ハンドメイド市場が活況だ。自由な発想で生み出されるユニークさが作品の魅力。たくさんの作品の中からお気に入りを探し当てる楽しさが消費を喚起している。3月末、GMOペパボ(東京)がさいたまスーパーアリーナで「ミンネのハンドメイドマーケット2019」を開き、2日間で3万2000人以上が来場した。
(小堀真嗣)
羊毛フェルト作品人気
来場者はハンドメイド市場の主要な消費者層である女性のグループが中心。ベビーカーを押しながら歩く夫婦から中高年の夫婦、親子連れ、若いカップルなども目に付いた。約1000人の作家が出展、そのうちの半数近くをアクセサリー作家が占め、バッグや財布、革小物類、アロマ・キャンドル、フラワー、陶器など食器類、文房具やアート関連の作家も多い。来場者を引きつけていたのは、羊毛フェルトを使った動物やキャラクター。羊毛フェルトの作品は根強い人気がある。

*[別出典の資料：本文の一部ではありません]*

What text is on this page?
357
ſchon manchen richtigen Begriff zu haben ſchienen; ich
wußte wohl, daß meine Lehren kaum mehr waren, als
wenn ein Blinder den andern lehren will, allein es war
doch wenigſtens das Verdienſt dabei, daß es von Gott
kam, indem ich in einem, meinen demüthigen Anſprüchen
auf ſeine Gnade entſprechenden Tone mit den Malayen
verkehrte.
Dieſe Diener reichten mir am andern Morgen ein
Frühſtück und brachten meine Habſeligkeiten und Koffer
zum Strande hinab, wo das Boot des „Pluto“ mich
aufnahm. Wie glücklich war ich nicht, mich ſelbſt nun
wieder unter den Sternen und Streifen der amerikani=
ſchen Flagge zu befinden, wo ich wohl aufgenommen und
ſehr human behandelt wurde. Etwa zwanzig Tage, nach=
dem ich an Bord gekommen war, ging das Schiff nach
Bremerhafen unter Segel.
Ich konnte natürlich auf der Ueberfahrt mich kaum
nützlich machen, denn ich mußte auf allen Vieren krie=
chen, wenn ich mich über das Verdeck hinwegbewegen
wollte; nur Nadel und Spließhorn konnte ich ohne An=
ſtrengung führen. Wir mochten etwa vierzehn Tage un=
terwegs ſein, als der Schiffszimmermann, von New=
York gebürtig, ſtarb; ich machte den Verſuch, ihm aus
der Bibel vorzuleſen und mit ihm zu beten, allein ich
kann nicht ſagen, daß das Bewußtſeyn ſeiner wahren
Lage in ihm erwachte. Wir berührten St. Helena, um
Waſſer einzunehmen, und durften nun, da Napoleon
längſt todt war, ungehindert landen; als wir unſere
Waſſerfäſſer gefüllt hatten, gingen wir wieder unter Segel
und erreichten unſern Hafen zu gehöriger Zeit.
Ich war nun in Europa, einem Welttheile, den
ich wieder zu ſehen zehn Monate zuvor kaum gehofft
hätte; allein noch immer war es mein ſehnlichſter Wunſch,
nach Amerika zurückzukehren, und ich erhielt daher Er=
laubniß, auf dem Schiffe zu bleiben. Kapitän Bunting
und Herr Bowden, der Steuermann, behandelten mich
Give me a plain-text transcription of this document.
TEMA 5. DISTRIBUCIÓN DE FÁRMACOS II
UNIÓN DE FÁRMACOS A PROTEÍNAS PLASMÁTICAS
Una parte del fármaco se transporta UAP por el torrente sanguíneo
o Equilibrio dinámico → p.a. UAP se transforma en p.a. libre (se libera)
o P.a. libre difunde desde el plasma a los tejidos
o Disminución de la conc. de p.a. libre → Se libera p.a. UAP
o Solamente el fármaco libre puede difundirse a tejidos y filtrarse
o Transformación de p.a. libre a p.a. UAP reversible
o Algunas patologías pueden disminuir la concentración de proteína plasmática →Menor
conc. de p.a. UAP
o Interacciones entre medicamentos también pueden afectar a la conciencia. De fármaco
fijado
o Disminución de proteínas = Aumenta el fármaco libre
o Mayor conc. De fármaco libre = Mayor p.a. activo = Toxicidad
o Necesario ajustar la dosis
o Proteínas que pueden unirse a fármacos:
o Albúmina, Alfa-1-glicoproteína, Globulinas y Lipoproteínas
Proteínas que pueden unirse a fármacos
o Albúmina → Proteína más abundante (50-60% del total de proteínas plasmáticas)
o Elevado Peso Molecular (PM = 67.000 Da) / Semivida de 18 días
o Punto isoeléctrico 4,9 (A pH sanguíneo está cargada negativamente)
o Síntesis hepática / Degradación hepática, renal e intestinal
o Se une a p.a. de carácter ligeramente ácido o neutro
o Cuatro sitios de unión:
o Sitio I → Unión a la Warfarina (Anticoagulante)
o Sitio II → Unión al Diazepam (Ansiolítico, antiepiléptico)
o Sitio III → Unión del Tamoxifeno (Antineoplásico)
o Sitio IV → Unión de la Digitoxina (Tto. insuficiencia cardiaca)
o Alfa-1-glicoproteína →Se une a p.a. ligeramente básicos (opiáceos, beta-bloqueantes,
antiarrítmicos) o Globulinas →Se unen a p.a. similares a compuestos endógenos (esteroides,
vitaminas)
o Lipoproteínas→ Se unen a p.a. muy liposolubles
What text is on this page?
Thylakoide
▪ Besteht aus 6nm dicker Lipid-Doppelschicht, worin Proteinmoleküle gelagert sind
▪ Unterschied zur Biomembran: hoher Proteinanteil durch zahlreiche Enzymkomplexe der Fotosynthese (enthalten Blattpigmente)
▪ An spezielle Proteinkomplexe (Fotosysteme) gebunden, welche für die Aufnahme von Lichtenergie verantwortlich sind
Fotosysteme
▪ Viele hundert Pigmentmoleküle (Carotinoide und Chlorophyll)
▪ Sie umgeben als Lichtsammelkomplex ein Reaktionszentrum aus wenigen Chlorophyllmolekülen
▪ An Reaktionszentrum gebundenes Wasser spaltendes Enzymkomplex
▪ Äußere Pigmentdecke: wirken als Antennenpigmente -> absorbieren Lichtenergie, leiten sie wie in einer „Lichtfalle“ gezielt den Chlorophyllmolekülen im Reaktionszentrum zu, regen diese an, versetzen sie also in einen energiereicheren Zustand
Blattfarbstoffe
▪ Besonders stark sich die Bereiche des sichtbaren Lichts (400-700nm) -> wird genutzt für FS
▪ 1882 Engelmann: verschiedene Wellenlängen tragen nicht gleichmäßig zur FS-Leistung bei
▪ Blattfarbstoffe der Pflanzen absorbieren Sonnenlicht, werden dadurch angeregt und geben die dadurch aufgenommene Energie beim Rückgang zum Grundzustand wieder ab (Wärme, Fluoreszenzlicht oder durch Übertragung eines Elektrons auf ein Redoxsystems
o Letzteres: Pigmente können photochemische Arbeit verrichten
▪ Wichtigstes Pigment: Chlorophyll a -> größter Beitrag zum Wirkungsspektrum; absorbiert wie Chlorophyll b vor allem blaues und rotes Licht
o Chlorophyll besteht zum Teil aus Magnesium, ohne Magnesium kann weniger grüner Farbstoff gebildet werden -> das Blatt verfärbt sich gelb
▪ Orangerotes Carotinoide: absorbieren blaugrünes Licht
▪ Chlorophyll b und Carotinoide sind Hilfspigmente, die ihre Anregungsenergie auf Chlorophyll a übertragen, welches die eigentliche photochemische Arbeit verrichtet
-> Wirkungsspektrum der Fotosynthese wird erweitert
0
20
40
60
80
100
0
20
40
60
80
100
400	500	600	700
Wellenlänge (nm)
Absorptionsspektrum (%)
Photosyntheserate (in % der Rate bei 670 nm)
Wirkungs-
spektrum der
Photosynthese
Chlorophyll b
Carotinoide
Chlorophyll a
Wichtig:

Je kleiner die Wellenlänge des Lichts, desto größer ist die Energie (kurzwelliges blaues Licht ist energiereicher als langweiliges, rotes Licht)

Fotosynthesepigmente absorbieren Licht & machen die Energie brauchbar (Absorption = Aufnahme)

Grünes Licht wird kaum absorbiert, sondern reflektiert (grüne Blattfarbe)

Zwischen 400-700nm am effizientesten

最も注目されたのはユココカフェさんの作品。ハリネズミやライオンなど本物のような仕上がりで、一目見ようと来場者の行列ができた。フラッフィーさんは小さな動物を作ってブローチやチャームなどのアクセサリー(中心価格1600円)を出した。トリマーだった経験を生かし、動物の特徴を再現しつつかわいらしく仕上げた。来場者が切れ目なく訪れ、「陳列を直せないくらい忙しい」状況が続いた。
羊毛フェルト以外でにぎわっていたのは、ユニークなキャラクター「ルルさん」のぬいぐるみを作る、おおがなおとさんのブース。小さいサイズだと3000円台から。ピンバッジやスマートフォンカバー、ポストカードなど商品バリエーションを豊富に揃えた。〝へんてこもの製作者〟として活動しているむにゅさんは、カラフルなボアをあしらったぬいぐるみなどのグッズを作っている。若いカップルはブローチタイプ(1200円)をギフト用に購入した。
各種ワークショップ(参加料金は1000~7000円)も盛況だった。フラワーアレンジやハワイアンオーナメント、真鍮(しんちゅう)アクセサリー、コケのテラリウムなどを作るワークショップを実施。30分から1時間で作れるリーズナブルで手軽な企画の人気が高かった。
企業も出展
企業ブースもにぎわった。包装資材のシモジマは、会場で購入した作品をセルフラッピングするためのグッズを無料で提供した。セイコーエプソンはプリンター、ブラザー工業は刺繍ミシンやラベルライターなどを体験できるブースを設け、マーケティングの場としてエンドユーザーと交流した。
来場者が作品を購入する場合、現金払いが多いものの、「電子マネーやQRコードなどキャッシュレス決済に対応できるシステムを備えた作家が増えていた」とGMOペパボ。同社が作家に推奨したわけではなく、作家が利便性や消費者動向から主体的に導入しているようだ。
■ミンネ
ハンドメイド作品のオンラインマーケット。登録作家数は約50万人、作品数は約940万点、年間流通額は約120億円。13年11月にアンドロイドでアプリを提供し、ダウンロード数は昨年10月に1000万を超えた。ユーザーの3分の2はアプリ経由で購入しているという。ミンネのハンドメイドマーケットは今回で4回目。前回までは「日本ホビーショー」(会場は東京ビッグサイト)と併催で、今回が初の単独開催だった。